Mona Lisa Smile (2003)
aka: As Per Gloria 

drama

directed by : Mike Newell
featuring : Julia Roberts - Kirsten Dunst - Julia Stile - Maggie Gyllenhaal - Juliet Stevenson
running time : 1 hour 57 minutes 
Set in 1953, Mona Lisa Smile tells the story of Katherine Watson (Julia Roberts), a new young art history professor at Wellesley College, an all-female campus with a prestigious reputation for academic excellence. Unfortunately for free-minded Berkeley grad Watson, her East Coast teaching stint comes during a less-progressive time that finds most of her students among them Betty Warren (Kirsten Dunst), Joan Brandwyn (Julia Stiles), and Giselle Levy (Maggie Gyllenhaal) more interested in nabbing a good husband than achieving scholastic and intellectual growth.
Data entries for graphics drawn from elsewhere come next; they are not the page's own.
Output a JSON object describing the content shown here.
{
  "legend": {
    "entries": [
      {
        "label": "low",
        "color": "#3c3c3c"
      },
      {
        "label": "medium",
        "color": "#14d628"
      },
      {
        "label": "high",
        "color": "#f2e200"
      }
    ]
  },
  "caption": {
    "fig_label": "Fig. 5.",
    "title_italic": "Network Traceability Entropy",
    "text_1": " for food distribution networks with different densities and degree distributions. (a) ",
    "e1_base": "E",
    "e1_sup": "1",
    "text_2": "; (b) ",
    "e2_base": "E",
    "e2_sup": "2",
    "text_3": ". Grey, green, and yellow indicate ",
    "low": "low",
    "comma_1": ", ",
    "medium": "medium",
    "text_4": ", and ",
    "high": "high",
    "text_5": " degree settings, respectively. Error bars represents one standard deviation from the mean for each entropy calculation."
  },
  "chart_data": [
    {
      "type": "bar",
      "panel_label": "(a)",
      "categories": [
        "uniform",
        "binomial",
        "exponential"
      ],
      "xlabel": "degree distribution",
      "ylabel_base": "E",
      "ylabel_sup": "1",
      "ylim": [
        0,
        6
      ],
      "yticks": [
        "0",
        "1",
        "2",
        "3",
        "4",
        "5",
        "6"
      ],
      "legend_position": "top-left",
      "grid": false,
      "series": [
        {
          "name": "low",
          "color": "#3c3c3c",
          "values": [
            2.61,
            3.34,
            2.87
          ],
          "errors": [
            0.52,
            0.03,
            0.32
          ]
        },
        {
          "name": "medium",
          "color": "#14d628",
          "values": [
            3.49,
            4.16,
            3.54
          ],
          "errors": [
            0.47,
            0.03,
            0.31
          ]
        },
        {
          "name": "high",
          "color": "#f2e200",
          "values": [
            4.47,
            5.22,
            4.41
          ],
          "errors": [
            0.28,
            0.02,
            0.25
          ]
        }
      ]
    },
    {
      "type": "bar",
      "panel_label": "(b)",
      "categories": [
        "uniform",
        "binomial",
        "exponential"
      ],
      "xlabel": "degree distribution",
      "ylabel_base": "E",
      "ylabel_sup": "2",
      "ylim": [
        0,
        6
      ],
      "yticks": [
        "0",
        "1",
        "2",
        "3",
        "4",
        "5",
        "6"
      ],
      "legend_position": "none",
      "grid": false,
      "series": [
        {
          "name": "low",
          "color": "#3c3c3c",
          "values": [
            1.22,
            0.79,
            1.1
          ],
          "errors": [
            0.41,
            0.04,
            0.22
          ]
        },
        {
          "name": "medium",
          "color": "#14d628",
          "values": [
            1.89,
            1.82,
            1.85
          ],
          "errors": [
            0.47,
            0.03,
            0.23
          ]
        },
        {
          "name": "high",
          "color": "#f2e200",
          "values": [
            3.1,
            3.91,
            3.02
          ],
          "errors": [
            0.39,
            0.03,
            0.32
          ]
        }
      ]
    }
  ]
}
Watson challenges her students and the Wellesley faculty to think outside of the current mores of the community and redefine what it means to be a success; meanwhile, she tries to come to terms with her own heart's desires. Mona Lisa Smile co-stars Marcia Gay Harden, Juliet Stevenson, and, as Watson's conflicting love interests, Dominic West and John Slattery.

Wellesley College is a women's college where the best and the brightest women of New England's privileged class come to learn, if not necessarily to think. Mona Lisa Smile is about how the new art history teacher, unmarried Katherine Watson (Roberts), asks the young women of that university to reject the oppressive domestic goddess lifestyle that awaits almost all of them after graduation. Of the three students most affected by Watson, Gyllenhaal's Giselle Levy gets the best lines. The alcohol-swilling, sexually promiscuous rebel she plays feels like a product of the '50s, and Giselle quickly adores finding an older role model in Watson. Stiles does the best work in the film as Joan Brandwyn, who opens up to the possibility that she does not have to marry her sweetheart. Her scene with Roberts after she makes the decision about her future is the best scene in the film because it is the only one in which anybody shows Watson that her beliefs may not be best for everyone. Sadly, the talented Dunst as rich bitch Betty Warren is saddled with the worst scenes and the worst dialogue in the film. She suffers simply because she accepts wholeheartedly what she has been spoon-fed from childhood. Her punishment is so total and so extreme that the film becomes little more than a wholehearted acceptance of Watson's world view. That, plus the cartoonish treatment of Gay Harden as a heartbroken spinster who intensely believes in the importance of properly planned dinner parties, makes Mona Lisa Smile feel like a feminist film made by Wellesley graduates who want you to learn about feminism, but do not ask you to think about it.